A Disciple Becomes the Guru
American businesses are increasingly moving their research and development operations to India and China. Debates rage in the United States about whether this will lead to greater prosperity or threaten the country’s global economic leadership. There are few facts in the debate, yet business and political leaders appear to be reaching consensus on how to respond to the rise of India and China: have more American children study math and science, and graduate more engineers and scientists.
This remedy’s most common justification is the supposed statistic that China and India between them graduate twelve times the numbers of engineers the United States does. Business executives such as Microsoft chairman Bill Gates say that they have no choice but to move their research and development operations abroad because a deficient US education system has resulted in a severe shortfall of engineers.

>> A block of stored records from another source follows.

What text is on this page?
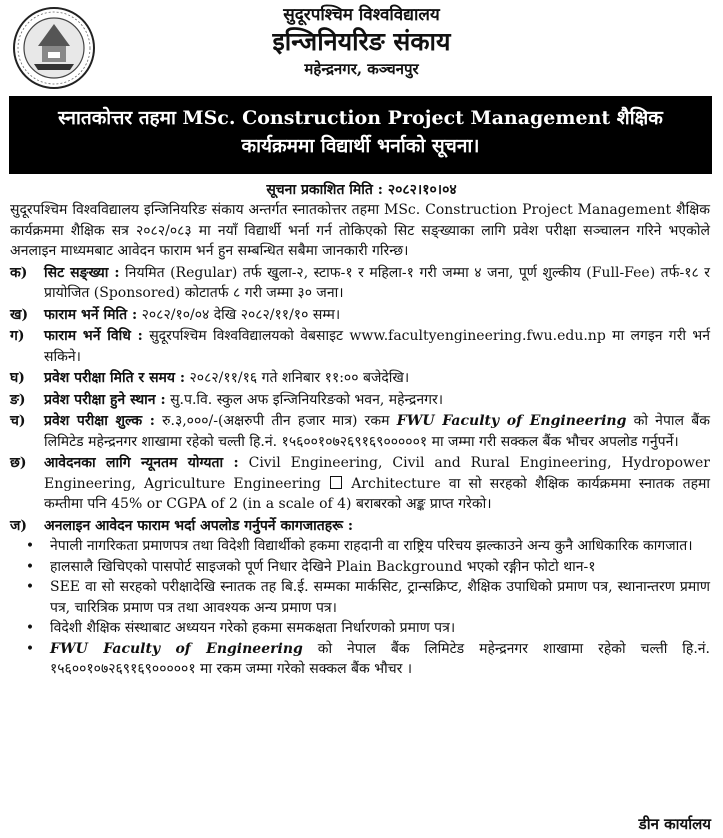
सुदूरपश्चिम विश्वविद्यालय
इन्जिनियरिङ संकाय
महेन्द्रनगर, कञ्चनपुर
स्नातकोत्तर तहमा MSc. Construction Project Management शैक्षिक
कार्यक्रममा विद्यार्थी भर्नाको सूचना।
सूचना प्रकाशित मिति : २०८२।१०।०४
सुदूरपश्चिम विश्वविद्यालय इन्जिनियरिङ संकाय अन्तर्गत स्नातकोत्तर तहमा MSc. Construction Project Management शैक्षिक कार्यक्रममा शैक्षिक सत्र २०८२/०८३ मा नयाँ विद्यार्थी भर्ना गर्न तोकिएको सिट सङ्ख्याका लागि प्रवेश परीक्षा सञ्चालन गरिने भएकोले अनलाइन माध्यमबाट आवेदन फाराम भर्न हुन सम्बन्धित सबैमा जानकारी गरिन्छ।
क)	सिट सङ्ख्या : नियमित (Regular) तर्फ खुला-२, स्टाफ-१ र महिला-१ गरी जम्मा ४ जना, पूर्ण शुल्कीय (Full-Fee) तर्फ-१८ र प्रायोजित (Sponsored) कोटातर्फ ८ गरी जम्मा ३० जना।
ख)	फाराम भर्ने मिति : २०८२/१०/०४ देखि २०८२/११/१० सम्म।
ग)	फाराम भर्ने विधि : सुदूरपश्चिम विश्वविद्यालयको वेबसाइट www.facultyengineering.fwu.edu.np मा लगइन गरी भर्न सकिने।
घ)	प्रवेश परीक्षा मिति र समय : २०८२/११/१६ गते शनिबार ११:०० बजेदेखि।
ङ)	प्रवेश परीक्षा हुने स्थान : सु.प.वि. स्कुल अफ इन्जिनियरिङको भवन, महेन्द्रनगर।
च)	प्रवेश परीक्षा शुल्क : रु.३,०००/-(अक्षरुपी तीन हजार मात्र) रकम FWU Faculty of Engineering को नेपाल बैंक लिमिटेड महेन्द्रनगर शाखामा रहेको चल्ती हि.नं. १५६००१०७२६९१६९०००००१ मा जम्मा गरी सक्कल बैंक भौचर अपलोड गर्नुपर्ने।
छ)	आवेदनका लागि न्यूनतम योग्यता : Civil Engineering, Civil and Rural Engineering, Hydropower Engineering, Agriculture Engineering  Architecture वा सो सरहको शैक्षिक कार्यक्रममा स्नातक तहमा कम्तीमा पनि 45% or CGPA of 2 (in a scale of 4) बराबरको अङ्क प्राप्त गरेको।
ज)	अनलाइन आवेदन फाराम भर्दा अपलोड गर्नुपर्ने कागजातहरू :
•	नेपाली नागरिकता प्रमाणपत्र तथा विदेशी विद्यार्थीको हकमा राहदानी वा राष्ट्रिय परिचय झल्काउने अन्य कुनै आधिकारिक कागजात।
•	हालसालै खिचिएको पासपोर्ट साइजको पूर्ण निधार देखिने Plain Background भएको रङ्गीन फोटो थान-१
•	SEE वा सो सरहको परीक्षादेखि स्नातक तह बि.ई. सम्मका मार्कसिट, ट्रान्सक्रिप्ट, शैक्षिक उपाधिको प्रमाण पत्र, स्थानान्तरण प्रमाण पत्र, चारित्रिक प्रमाण पत्र तथा आवश्यक अन्य प्रमाण पत्र।
•	विदेशी शैक्षिक संस्थाबाट अध्ययन गरेको हकमा समकक्षता निर्धारणको प्रमाण पत्र।
•	FWU Faculty of Engineering को नेपाल बैंक लिमिटेड महेन्द्रनगर शाखामा रहेको चल्ती हि.नं. १५६००१०७२६९१६९०००००१ मा रकम जम्मा गरेको सक्कल बैंक भौचर ।
डीन कार्यालय
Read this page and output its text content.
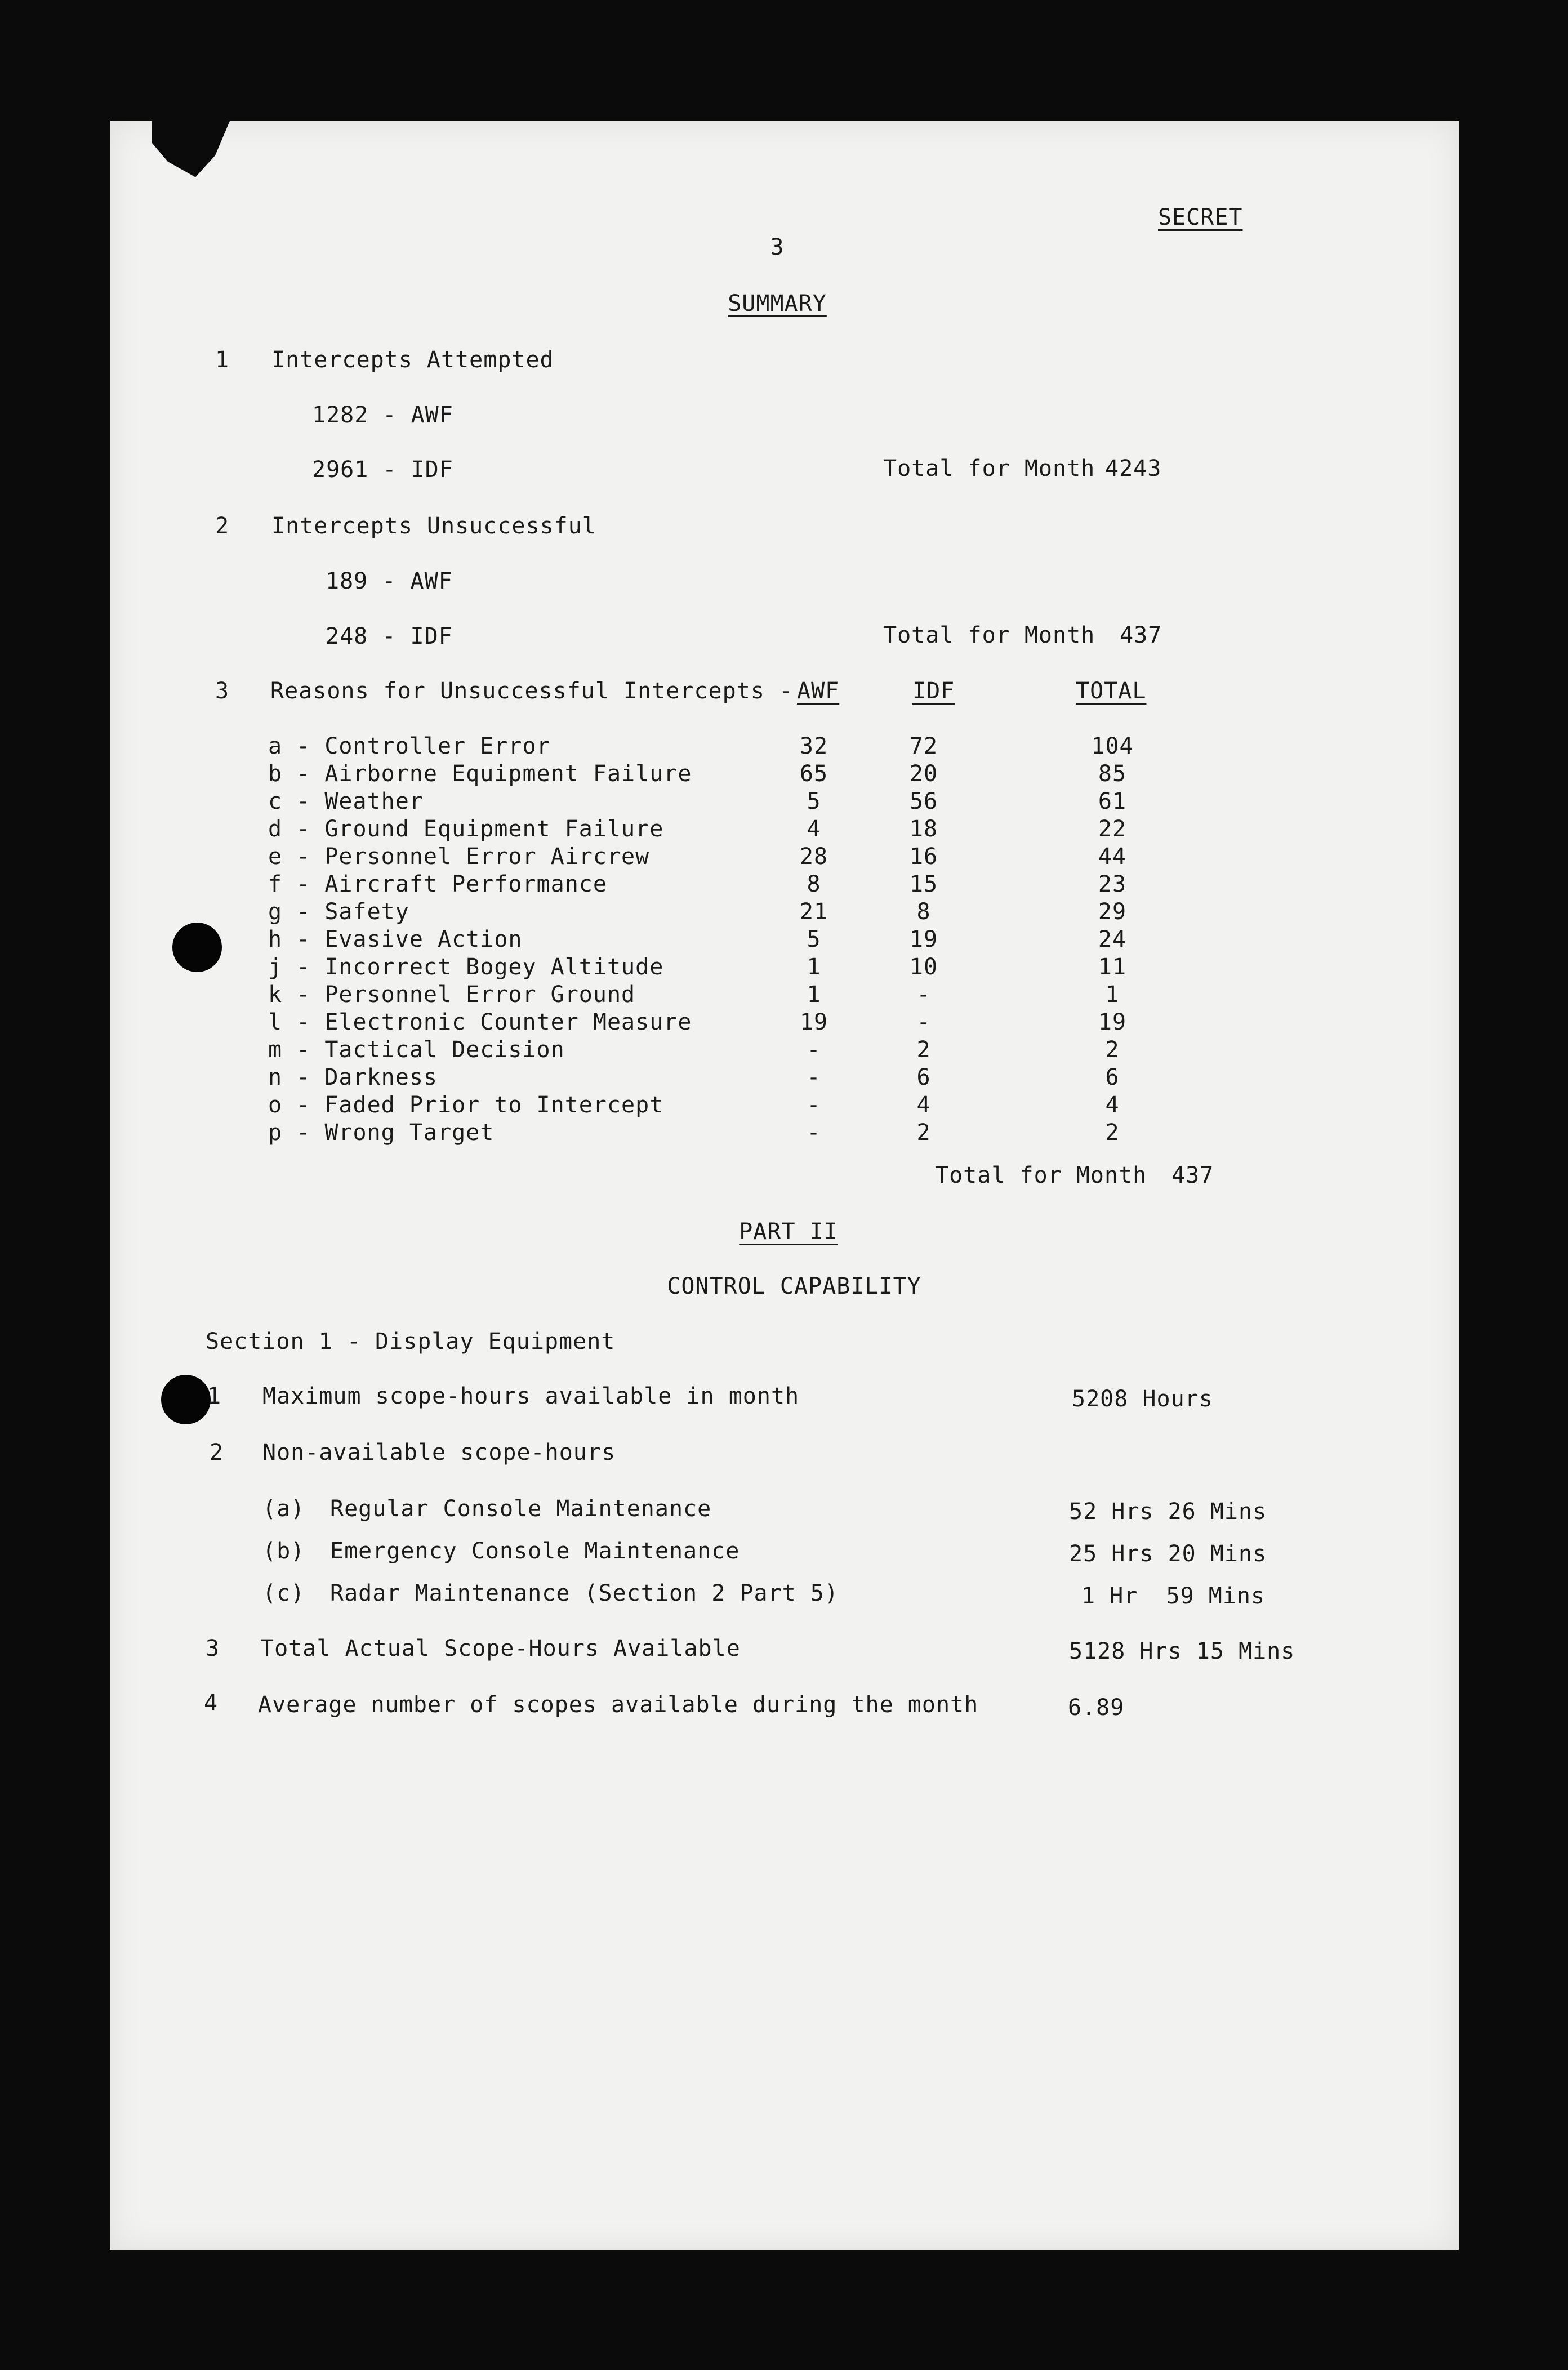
3
SECRET
SUMMARY
1 Intercepts Attempted
1282 - AWF
2961 - IDF	Total for Month 4243
2 Intercepts Unsuccessful
189 - AWF
248 - IDF	Total for Month 437
3 Reasons for Unsuccessful Intercepts - AWF	IDF	TOTAL
a - Controller Error	32	72	104
b - Airborne Equipment Failure	65	20	85
c - Weather	5	56	61
d - Ground Equipment Failure	4	18	22
e - Personnel Error Aircrew	28	16	44
f - Aircraft Performance	8	15	23
g - Safety	21	8	29
h - Evasive Action	5	19	24
j - Incorrect Bogey Altitude	1	10	11
k - Personnel Error Ground	1	-	1
l - Electronic Counter Measure	19	-	19
m - Tactical Decision	-	2	2
n - Darkness	-	6	6
o - Faded Prior to Intercept	-	4	4
p - Wrong Target	-	2	2
Total for Month 437
PART II
CONTROL CAPABILITY
Section 1 - Display Equipment
1 Maximum scope-hours available in month	5208 Hours
2 Non-available scope-hours
(a) Regular Console Maintenance	52 Hrs 26 Mins
(b) Emergency Console Maintenance	25 Hrs 20 Mins
(c) Radar Maintenance (Section 2 Part 5)	1 Hr  59 Mins
3 Total Actual Scope-Hours Available	5128 Hrs 15 Mins
4 Average number of scopes available during the month	6.89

The Global Engineering and Entrepreneurship project team at Duke University has been researching this topic. We found that the graduation statistics in common use were misleading, as they were based on faulty comparisons. Our interviews with the executives of technology and engineering companies engaged in outsourcing research and development (R&D) to India and China revealed that their primary motivation in moving operations abroad was not a shortage of engineers but rather lower cost and the proximity of growth markets. Furthermore, we found that there were serious issues with the quality of engineering education in China and India.
Yet India is racing ahead to become a global hub for advanced R&D in several industries. In trying to understand how India is achieving this feat, we learned that the Indian private sector has found a way to overcome deficiencies in its education system through innovative programs of workforce training and development. These have transformed workers with a weak educational foundation into R&D specialists. In response, then, the United States needs learn from India and upgrade its workforce.
Various articles in the popular media, speeches by policy makers, and reports to Congress have stated that the US graduates roughly 70,000 engineers annually, while China graduates 600,000 and India 350,000. Even the National Academies and the US Department of Education have cited these numbers.
But no one has compared apples with apples. In China, the word “engineer” does not translate well into different dialects and has no standard definition. An “engineer” could be a motor mechanic or a technician. Chinese graduation numbers included all degrees related to information technology and to specialized fields such as shipbuilding. They also included two- and three-year degrees, making them equivalent to US associate degrees. Nearly half of China’s reported engineering degrees fell into this category. The Indian definition of “engineer” was equivalent to the US one, but included information-technology and computer-science degrees. When we counted on a more consistent basis, we found that in 2004, the United States and India each graduated approximately 140,000 engineers, and China graduated 360,000. Chinese graduation rates have, however, been increasing dramatically since 1999.
We found a similar trend in Masters and PhD degrees. In 2005, China graduated 63,514 Masters and 9427 PhDs in engineering, exceeding corresponding US numbers: 53,549 and 7,720, respectively. India’s graduation numbers were unimpressive: 18,439 Masters and fewer than 1,000 PhDs in engineering. In fact, India wasn’t graduating enough PhDs to meet the growing staff requirements of its universities. However, China’s increasing numbers came at the cost of quality: enrollments are increasing at all but the top universities without corresponding increases in faculty and infrastructure. The growth in India’s graduation rates was coming largely from private educational institutions, the quality of which varied significantly: some provided good-quality education while the majority, did not.
Sending R&D abroad
Our interviews with 78 senior executives of US corporations involved in outsourcing engineering work revealed that India and China were their top destinations for R&D work, with Mexico in third place. The data these companies provided—on time to fill open positions, signup bonuses, and acceptance rates of job offers for engineering—showed no indication of a tightening job market. In other words, they were not experiencing shortages of engineers in the United States. The reasons they named for going offshore concerned salary and personnel savings, overhead-cost savings, 24x7 continuous-development cycles, access to new markets, and proximity to growing markets.
These companies reported that American engineers produced work of better or equal quality and were at least as productive as their Indian and Chinese counterparts. Moreover, American engineers had advantages in education, cultural understanding, communications, and their understanding of markets. But Indian and Chinese engineers worked harder and cost significantly less.